En toute logique, la musique de BELL OEIL réfute toutes les étiquettes.
Pourtant, et malgré le caractère introspectif d’un projet qui reste voué à la quête de son chanteur, « Un Corps (Gautier le ressuscité ) » va éclairer les lanternes.
Lorsque l’on ne défend ni une chapelle musicale, ni un courant idéologique, c’est que l’on défend son moi. Fatalement, les passerelles sont plus complexes à trouver, à expliquer, à présenter, à comprendre. « Un Corps (Gautier le ressuscité) » s’affirme comme une pierre angulaire dans le développement du groupe, car tous les éléments permettant une entente constructive entre un discours et sa démonstration sont maintenant réunis : Samuel et Momo (contrebasse – batterie) ont trouvé leur langage propre, entre rock et chanson, sachant plus que quiconque jouer des intensités. Thierry, le guitariste, est devenu un électron libre : entre premier support mélodique du texte, entité musicale indépendante, et soutien à la rythmique quand il faut que cela cogne. Christophe, quant lui, défend plus que jamais son oeuvre tout en donnant plus de place aux autres membres du groupe.
Si l’on a souvent hésité entre chanson, réaliste (voire néoréaliste), ou chanson rock, il semble bon d’insister sur un point : l’instrumentation de BELL OEIL demeure en devenir permanent. En 1995, Christophe développait une démarche empirique dans la recherche de ses instrumentistes. Comment se passa la rencontre avec Thierry, Momo, Samuel et Raphaël ? Peu importe.
Christophe réunissait là des éléments originaux et éparses. « Le Cri » (auto-produit édité par le groupe en 2000) peut ainsi être reconnu dans sa symbolique artistique : une espèce de pavé lancé par un artiste en mal d’être tout simplement. A la sortie de « Cabossé », en 2002, BELL OEIL surfe déjà sur un beau succès d’estime. En 2003, le départ de Raphaël (le clarinettiste) et la sortie de « Hurle tout » - album hommage à Léo Ferré – provoquent une rupture. Ce n’est pas un hasard si le groupe repense sa musique, en particulier avec l’introduction, par Thierry, des guitares électriques.
Le groupe se retrouve confronté à une vérité : le fond a besoin de forme.

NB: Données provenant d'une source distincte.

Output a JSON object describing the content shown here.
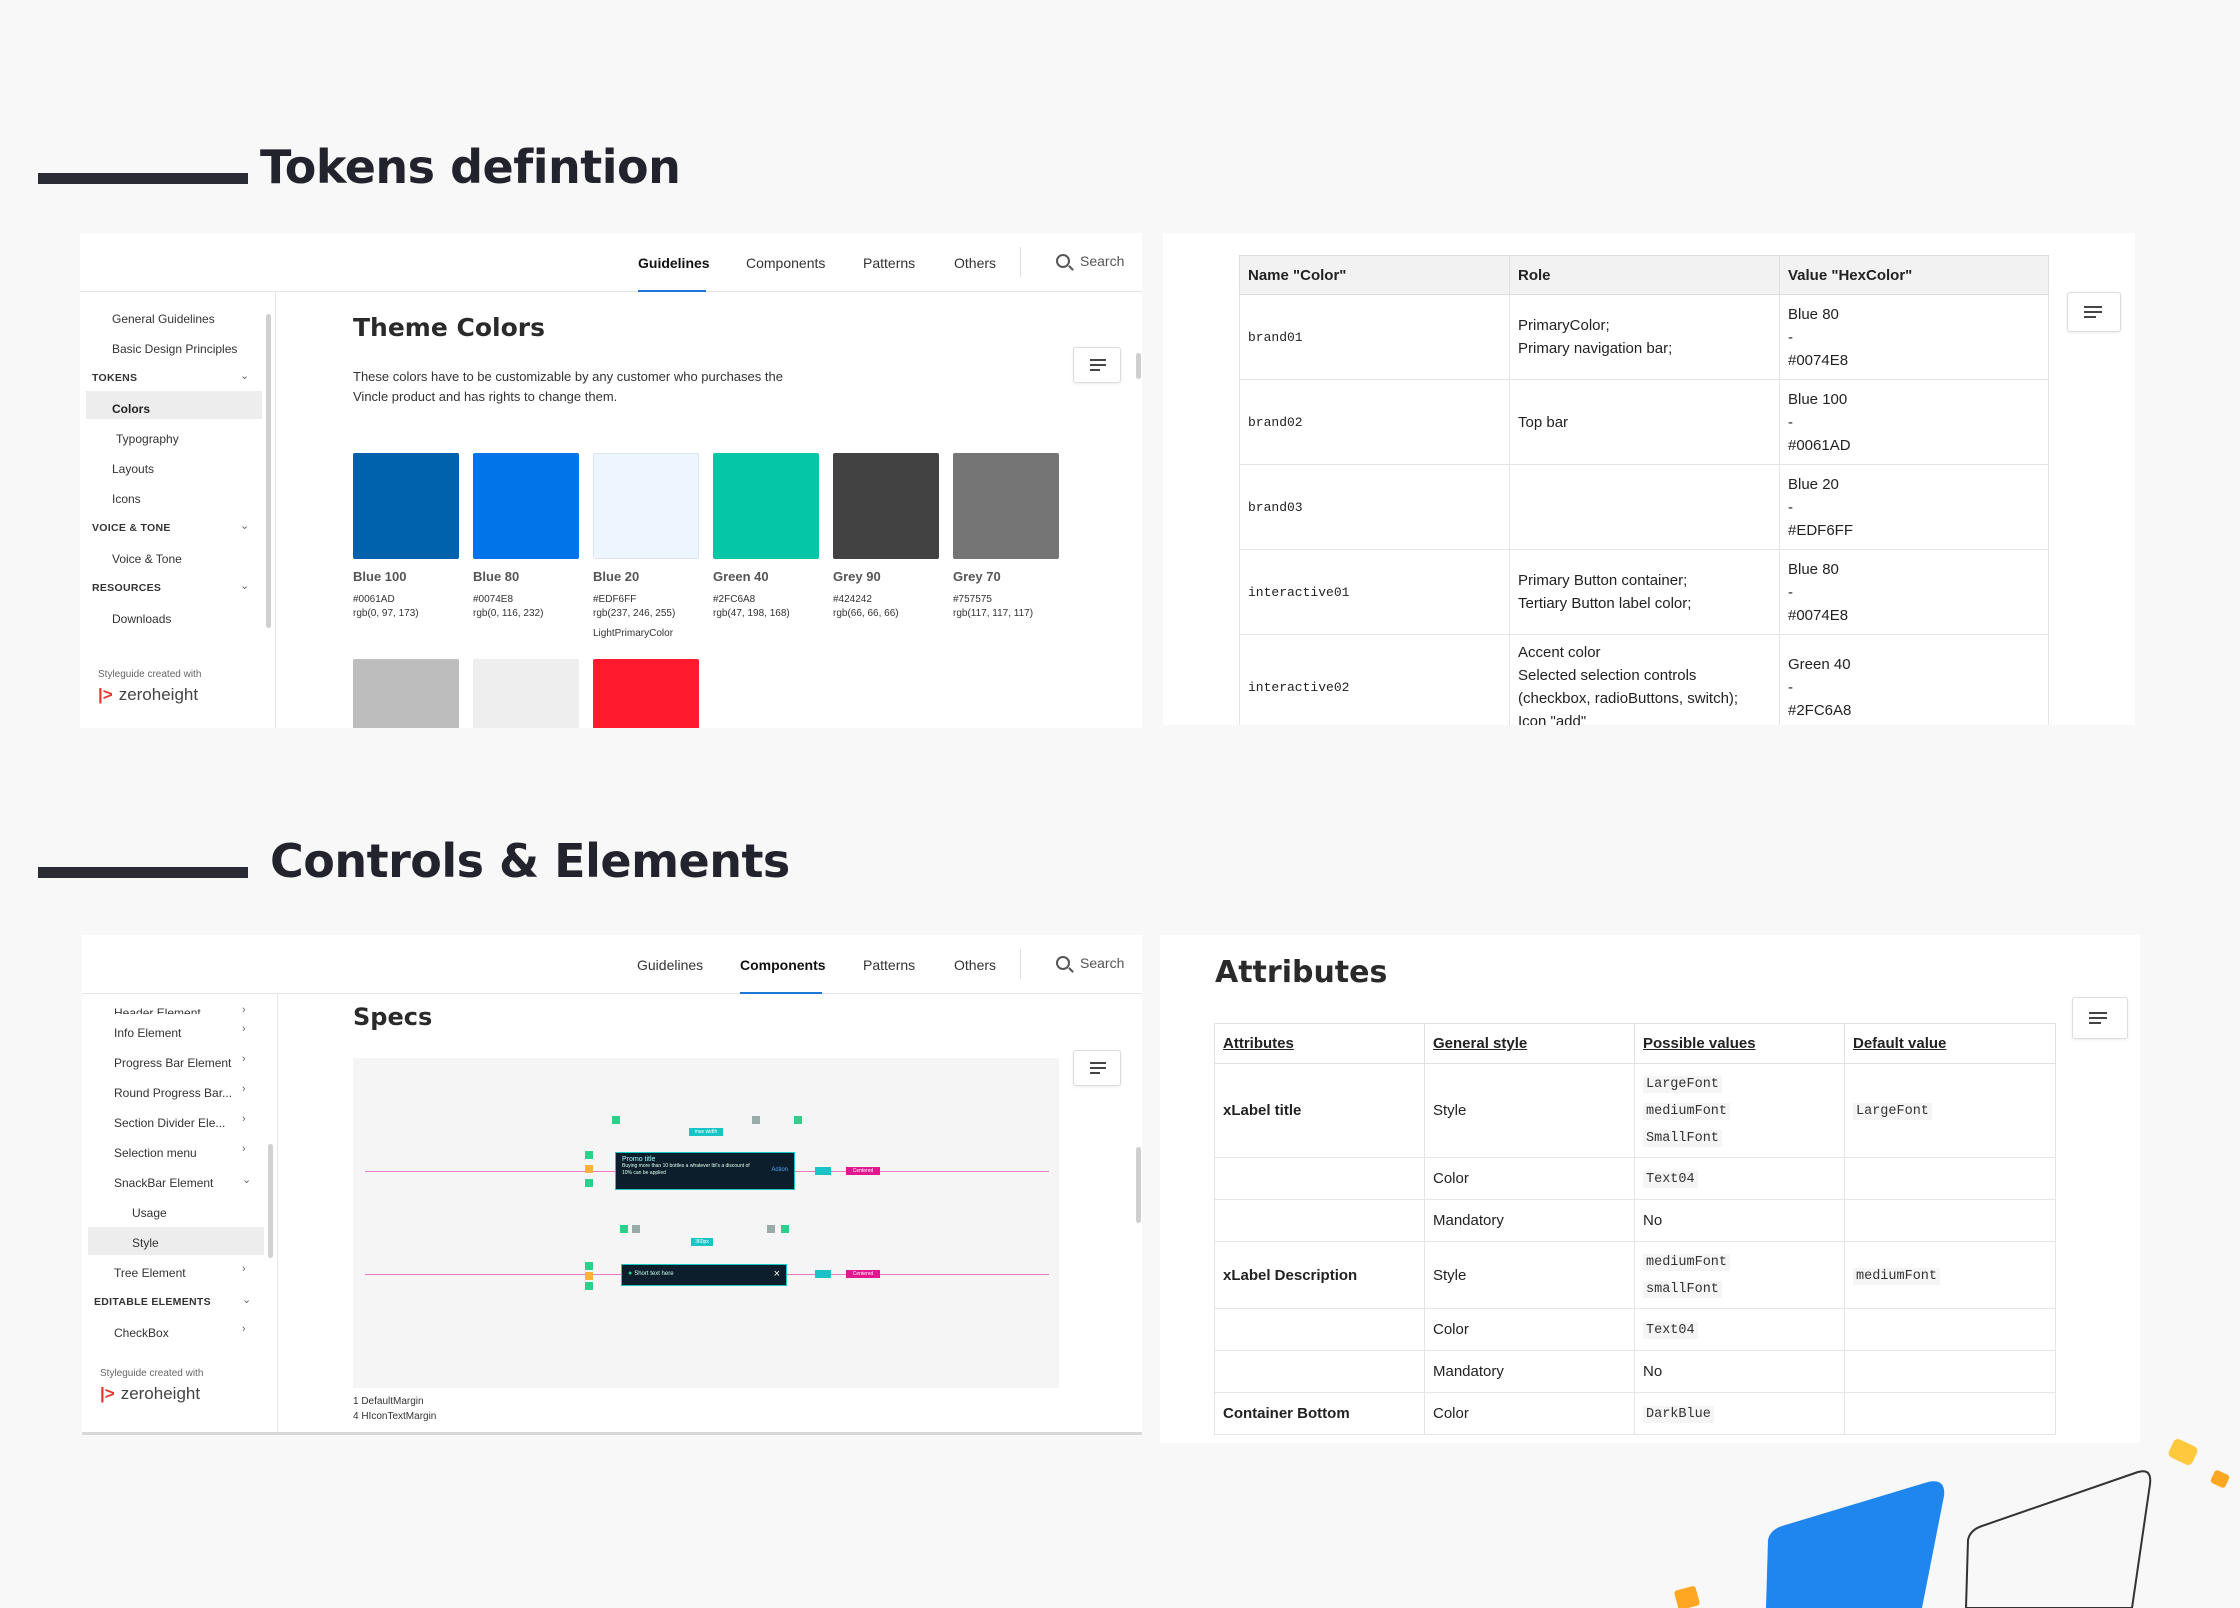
{
  "sections": {
    "tokens_title": "Tokens defintion",
    "controls_title": "Controls & Elements"
  },
  "nav": {
    "guidelines": "Guidelines",
    "components": "Components",
    "patterns": "Patterns",
    "others": "Others",
    "search": "Search"
  },
  "sidebar1": {
    "general": "General Guidelines",
    "basic": "Basic Design Principles",
    "tokens_group": "TOKENS",
    "colors": "Colors",
    "typography": "Typography",
    "layouts": "Layouts",
    "icons": "Icons",
    "voice_group": "VOICE & TONE",
    "voice": "Voice & Tone",
    "resources_group": "RESOURCES",
    "downloads": "Downloads",
    "created_with": "Styleguide created with",
    "brand": "zeroheight"
  },
  "theme": {
    "title": "Theme Colors",
    "desc_line1": "These colors have to be customizable by any customer who purchases the",
    "desc_line2": "Vincle product and has rights to change them.",
    "swatches": [
      {
        "name": "Blue 100",
        "hex": "#0061AD",
        "rgb": "rgb(0, 97, 173)",
        "color": "#0061AD",
        "extra": ""
      },
      {
        "name": "Blue 80",
        "hex": "#0074E8",
        "rgb": "rgb(0, 116, 232)",
        "color": "#0074E8",
        "extra": ""
      },
      {
        "name": "Blue 20",
        "hex": "#EDF6FF",
        "rgb": "rgb(237, 246, 255)",
        "color": "#EDF6FF",
        "extra": "LightPrimaryColor"
      },
      {
        "name": "Green 40",
        "hex": "#2FC6A8",
        "rgb": "rgb(47, 198, 168)",
        "color": "#06C6A8",
        "extra": ""
      },
      {
        "name": "Grey 90",
        "hex": "#424242",
        "rgb": "rgb(66, 66, 66)",
        "color": "#424242",
        "extra": ""
      },
      {
        "name": "Grey 70",
        "hex": "#757575",
        "rgb": "rgb(117, 117, 117)",
        "color": "#757575",
        "extra": ""
      }
    ],
    "row2_colors": [
      "#BDBDBD",
      "#EEEEEE",
      "#FF1A2E"
    ]
  },
  "tokens_table": {
    "headers": [
      "Name \"Color\"",
      "Role",
      "Value \"HexColor\""
    ],
    "rows": [
      {
        "name": "brand01",
        "role1": "PrimaryColor;",
        "role2": "Primary navigation bar;",
        "role3": "",
        "role4": "",
        "v1": "Blue 80",
        "v2": "-",
        "v3": "#0074E8"
      },
      {
        "name": "brand02",
        "role1": "Top bar",
        "role2": "",
        "role3": "",
        "role4": "",
        "v1": "Blue 100",
        "v2": "-",
        "v3": "#0061AD"
      },
      {
        "name": "brand03",
        "role1": "",
        "role2": "",
        "role3": "",
        "role4": "",
        "v1": "Blue 20",
        "v2": "-",
        "v3": "#EDF6FF"
      },
      {
        "name": "interactive01",
        "role1": "Primary Button container;",
        "role2": "Tertiary Button label color;",
        "role3": "",
        "role4": "",
        "v1": "Blue 80",
        "v2": "-",
        "v3": "#0074E8"
      },
      {
        "name": "interactive02",
        "role1": "Accent color",
        "role2": "Selected selection controls",
        "role3": "(checkbox, radioButtons, switch);",
        "role4": "Icon \"add\"",
        "v1": "Green 40",
        "v2": "-",
        "v3": "#2FC6A8"
      }
    ]
  },
  "sidebar2": {
    "header_el": "Header Element",
    "info": "Info Element",
    "progress": "Progress Bar Element",
    "round": "Round Progress Bar...",
    "section": "Section Divider Ele...",
    "selection": "Selection menu",
    "snackbar": "SnackBar Element",
    "usage": "Usage",
    "style": "Style",
    "tree": "Tree Element",
    "editable_group": "EDITABLE ELEMENTS",
    "checkbox": "CheckBox",
    "created_with": "Styleguide created with",
    "brand": "zeroheight"
  },
  "specs": {
    "title": "Specs",
    "note1": "1 DefaultMargin",
    "note2": "4 HIconTextMargin",
    "snack1_title": "Promo title",
    "snack1_text": "Buying more than 10 bottles a whatever lbl's a discount of 10% can be applied",
    "snack1_action": "Action",
    "snack2_text": "Short text here",
    "tag_max": "max width",
    "tag_min": "360px",
    "tag_centered": "Centered"
  },
  "attributes": {
    "title": "Attributes",
    "headers": [
      "Attributes",
      "General style",
      "Possible values",
      "Default value"
    ],
    "rows": [
      {
        "attr": "xLabel title",
        "style": "Style",
        "values": [
          "LargeFont",
          "mediumFont",
          "SmallFont"
        ],
        "default": "LargeFont",
        "plain": ""
      },
      {
        "attr": "",
        "style": "Color",
        "values": [
          "Text04"
        ],
        "default": "",
        "plain": ""
      },
      {
        "attr": "",
        "style": "Mandatory",
        "values": [],
        "default": "",
        "plain": "No"
      },
      {
        "attr": "xLabel Description",
        "style": "Style",
        "values": [
          "mediumFont",
          "smallFont"
        ],
        "default": "mediumFont",
        "plain": ""
      },
      {
        "attr": "",
        "style": "Color",
        "values": [
          "Text04"
        ],
        "default": "",
        "plain": ""
      },
      {
        "attr": "",
        "style": "Mandatory",
        "values": [],
        "default": "",
        "plain": "No"
      },
      {
        "attr": "Container Bottom",
        "style": "Color",
        "values": [
          "DarkBlue"
        ],
        "default": "",
        "plain": ""
      }
    ]
  },
  "colors": {
    "heading": "#23232d",
    "accent": "#1f75d6",
    "deco_blue": "#1f86f0",
    "deco_yellow": "#ffc83d",
    "deco_orange": "#ffa623"
  }
}
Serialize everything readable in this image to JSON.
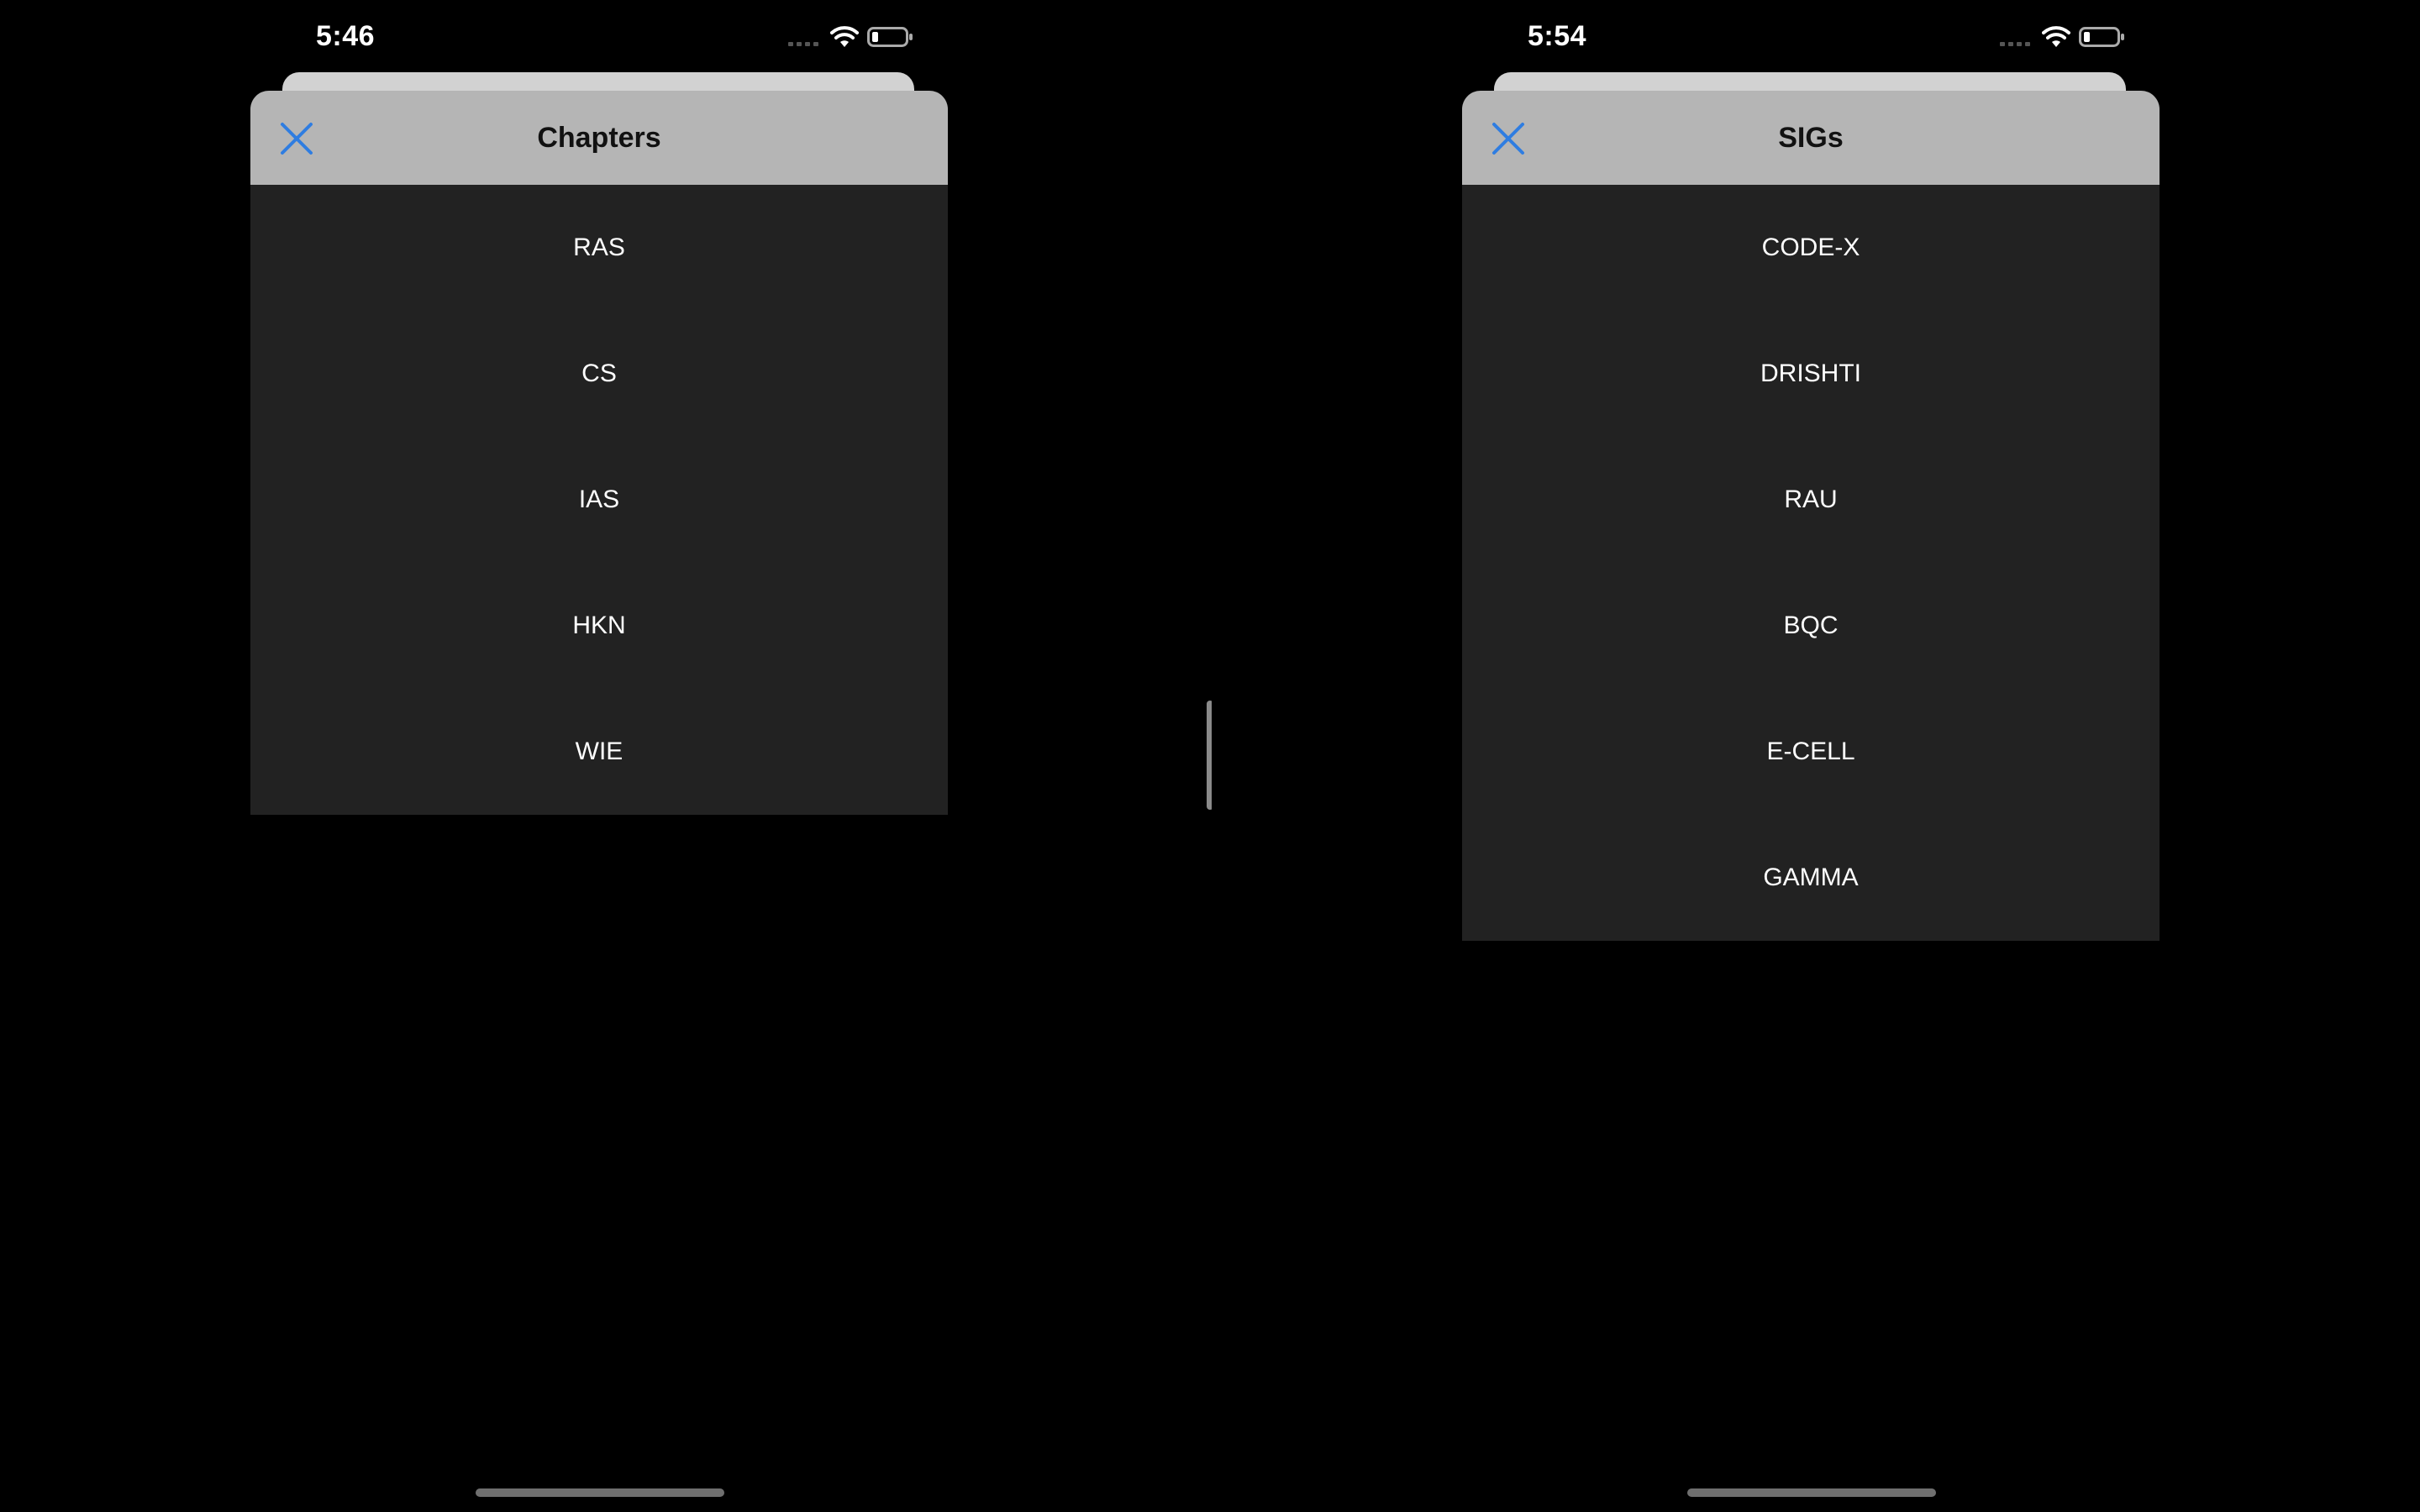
{
  "left_pane": {
    "status_bar": {
      "time": "5:46",
      "icons": [
        "cellular-signal-icon",
        "wifi-icon",
        "battery-icon"
      ]
    },
    "sheet": {
      "title": "Chapters",
      "close_icon": "close-icon",
      "items": [
        {
          "label": "RAS"
        },
        {
          "label": "CS"
        },
        {
          "label": "IAS"
        },
        {
          "label": "HKN"
        },
        {
          "label": "WIE"
        }
      ]
    }
  },
  "right_pane": {
    "status_bar": {
      "time": "5:54",
      "icons": [
        "cellular-signal-icon",
        "wifi-icon",
        "battery-icon"
      ]
    },
    "sheet": {
      "title": "SIGs",
      "close_icon": "close-icon",
      "items": [
        {
          "label": "CODE-X"
        },
        {
          "label": "DRISHTI"
        },
        {
          "label": "RAU"
        },
        {
          "label": "BQC"
        },
        {
          "label": "E-CELL"
        },
        {
          "label": "GAMMA"
        }
      ]
    }
  },
  "colors": {
    "background": "#000000",
    "sheet_header": "#b5b5b5",
    "sheet_body": "#222222",
    "accent_close": "#2f7de1",
    "list_text": "#ffffff",
    "title_text": "#111111"
  }
}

Qu’en est-il aujourd’hui ? La reconnaissance rencontrée par le groupe a bousculé la donne : plus de 500 concerts, des prestations remarquées aux Francofolies, à Bourges ou dans le cadre des Chorus des Hauts-de-Seine, le soutien de figures radiophoniques comme Foulquier, la couverture de la presse (« Rock Sound », « Télérama », « Le Monde de la musique »,…).
La démarche du chanteur de BELL OEIL pourrait être résumée en une seule phrase : « Comment ça marche un homme ? » Comme l’expose le titre « Avance », petit A : « Ca tombe » ; petit B : « Ca se relève». Puis, ça retombe, et ça se relève. Avancer en se cognant la tête contre les
murs. Voilà le fil rouge de la quête de Christophe. Voilà ce qui fait, à la fois, son mal, son espoir, sa volonté. Dans cette continuité, «Un Corps (Gautier le ressuscité) », le troisième album de BELL OEIL (la conclusion d’une trilogie ?), évoque bien sûr la maladie, le rapport du corps à l’être, la monstruosité, l’angoisse, la dualité originelle : des thèmes abordés en définitive dans « Le Cri », dans « Cabossé ».
Quoi de neuf alors ? Le groupe BELL OEIL fonctionne rétroactivement ! Les questions posées hier trouvent des réponses aujourd’hui. Les réponses d’aujourd’hui cimenteront les questions de demain. Pour le public, pour les professionnels de tout bord, c’est l’assurance d’un son neuf à chaque concert. Après dix années d’existence, BELL OEIL s’apprête donc à mettre – à l’unisson - les deux pieds dans le plat : la sortie d’un nouvel album, un nouveau spectacle, et un projet pour Christophe d’éditer un livre sur « Gautier ».